Charge conservation and the shape of the ridge of two-particle correlations in relativistic heavy-ion collisions

TL;DR

This study shows that charge conservation in hydrodynamic models explains the shape and features of two-particle correlations in relativistic heavy-ion collisions, matching experimental data at low transverse momentum.

Contribution

It introduces a detailed hydrodynamic framework incorporating charge conservation to accurately reproduce two-particle correlation data in heavy-ion collisions.

Findings

Charge conservation provides a key non-flow component in correlations.

The model reproduces the dependence of correlations on charge and centrality.

The fall-off of the ridge is explained by particle pairs emitted from the same fluid element.

Abstract

We demonstrate that in the framework of the event-by-event hydrodynamics followed by statistical hadronization, the proper charge conservation in the mechanism of hadron production provides the crucial non-flow component and leads to agreement with the two-dimensional two-particle correlation data in relative azimuthal angle and pseudorapidity at soft transverse momenta (p_T<2GeV).
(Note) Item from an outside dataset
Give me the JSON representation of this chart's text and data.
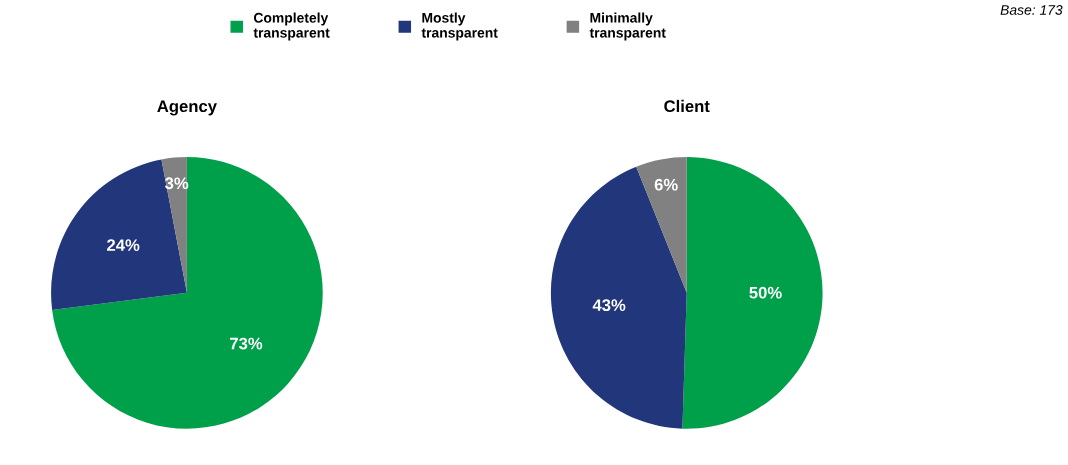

The fall-off of the same-side ridge in relative pseudorapidity follows from the fact that a pair of particles with balanced charges is emitted from the same fluid element, whose collective velocity collimates the momenta of the pair. We reproduce basic experimental features of the two-dimensional correlation function, such as the dependence on the relative charge and centrality, as well as the related charge balance functions and the harmonic flow coefficients as functions of the relative pseudorapidity.